28 OCAK 1920, tarihinde Son Osmanlı Mebusan Meclisi’nde kabul edildi. 17 Şubat 1920’de de Dünya Kamuoyuna ilan edildi.

Maddeler:
1. Osmanlı Devleti özellikle Arap çoğunluğunun yerleşmiş olduğu, 30 Ekim 1918 günkü Silah Bırakışımı (Mondros Mütarekesi)’nın yapıldığı sırada düşman ordularının işgali altında kalan kesimlerin halklarının serbestçe açıklayacakları oy uyarınca belirlenmesi gerekir.
2. Halkı özgürlüğe kavuşunca, oylarıyla ana vatana katılmış üç il (Elviye-i Selase yani Kars, Ardahan, Batum) için gerekirse yeniden Halkın Serbest oyuna başvurulmasını kabul ederiz.
3. Batı Trakya’nın hukuksal durumunun da belirlenmesi, halkın özgürce açıklayacakları oya göre olmalıdır.
4. Osmanlı kenti ve Marmara Denizinin güvenliği her türlü tehlikeden uzak tutulmalıdır. Akdeniz ve Karadeniz boğazlarının dünya ticaret ve ulaşımına açılması için bizim ve diğer devletlerin verecekleri oya bağlıdır.
5. Azınlıkların hakları, komşu ülkelerdeki Müslüman halklarında özdeş haklardan yararlanması umudu ile bizce de benimsenip güvence altına alınacaktır.
6. Milli ve İktisadi gelişmemize imkan sağlaması ve daha çağdaş biçimde düzenli bir yönetimle işlerin yürütülmesini başarmak için her devlet gibi bizimde gelişmemizin sağlanmasında bütünüyle bağımsızlığa ve özgürlüğe kavuşmamız ana ilkesi, varlık ve geleceğimizin temelidir. Bu nedenle; siyasi, hukuki, mali vb. alanlarda gelişmemizi önleyici sınırlamalara (Kapitilasyonlara) karşıyız. Tespit edilen borçlarımızda bu ilkeler ışığında olacaktır.

Önemi:
Misak-ı Millî İstiklal Harbimizin sırasında Türk Milletinin maksatlarını özetleyen ve Milli Mücadelenin başından sonuna kadar değişmeyen programın adıdır. Bir Bağımsızlık Bildirgesi’dir.



TÜRK-ERMENİ SAVAŞI VE GÜMRÜ ANTLAŞMASI

Ermenilere karşı harekat Doğu Cephesi kumandanı Kazım Karabekir önderliğinde 28 Eylül 1920’de başlattı.
2 Aralık-3 Aralık 1920’de Gümrü Barış Antlaşması imzalanmıştır. 18 maddelik bir antlaşmadır.

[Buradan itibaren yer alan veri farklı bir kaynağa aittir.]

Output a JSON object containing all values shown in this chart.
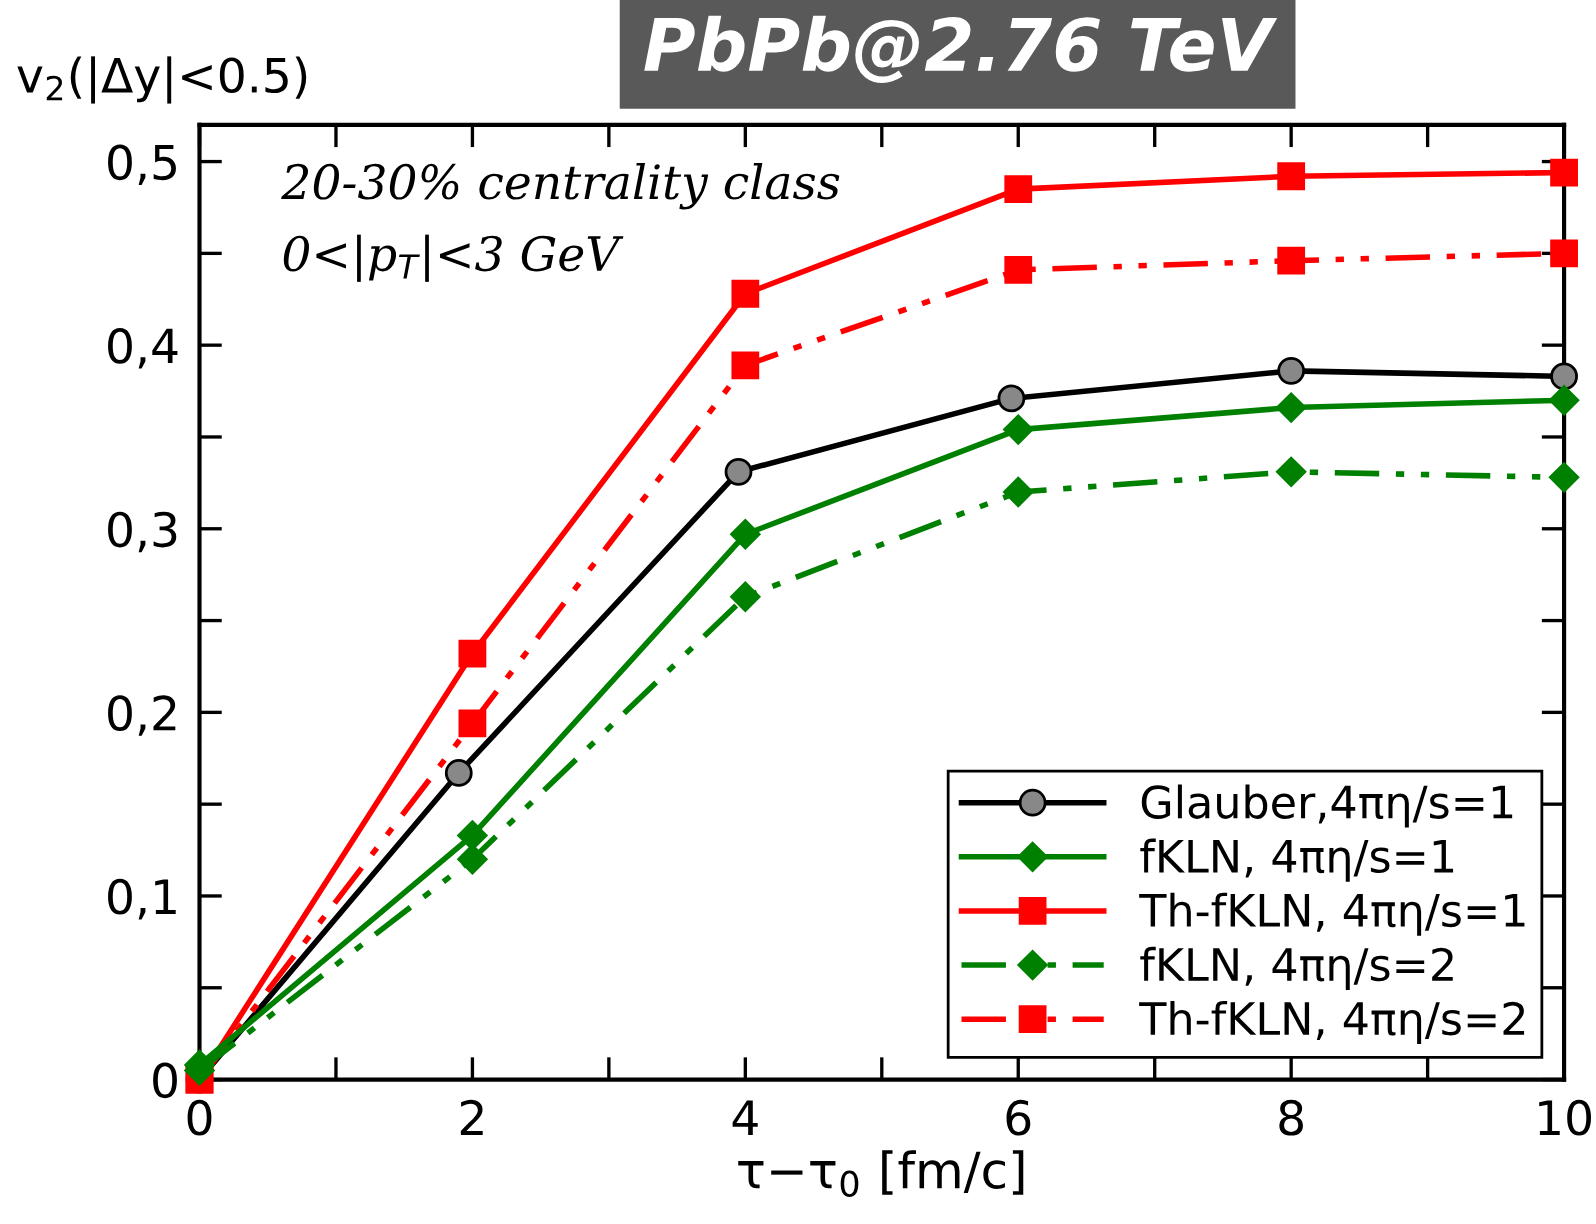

1. Türk-Ermeni savaşı sona erdi ve Gümrü dışında Misak-ı Milli sınırları kısmen gerçekleşti.
2. Nahçivan’ın statüsü de ele alınarak Şahtahtı, Şarar, Nahçivan bölgesi için daha sonra yapılacak bir plebisit ile yönetim biçiminin tespit edilmesi kararlaştırıldı.
3. Ermenistan’ın askeri gücü sınırlandırıldı, 1500 askerden fazla asker bulundurması yasaklandı.
4. Erivan’a yerleşecek olan Türkiye Büyük Elçisi’nin antlaşma hükümlerini her zaman denetleme ve soruşturma yapma yetkisine sahip oldu.
5. Türkiye’deki Ermenilerle, Ermenistan’daki Müslümanların diğer vatandaşlar gibi eşit haklardan faydalanması kararlaştırıldı.

Önemi:
Gümrü Antlaşması TBMM’nin yapmış olduğu ilk resmi antlaşmadır. Gümrü Antlaşması ayrıca İstanbul Hükümetinin (Osmanlı Devleti) imzaladığı Mondros Mütarekesinin sınırlarının ilk defa geçilmesini sağlamış olması ve 1920 Sevres Antlaşmasının geçersizliğinin bizzat Ermeniler tarafından da imza altına alınması suretiyle de tasdik edilmiş olması bakımından da önemlidir.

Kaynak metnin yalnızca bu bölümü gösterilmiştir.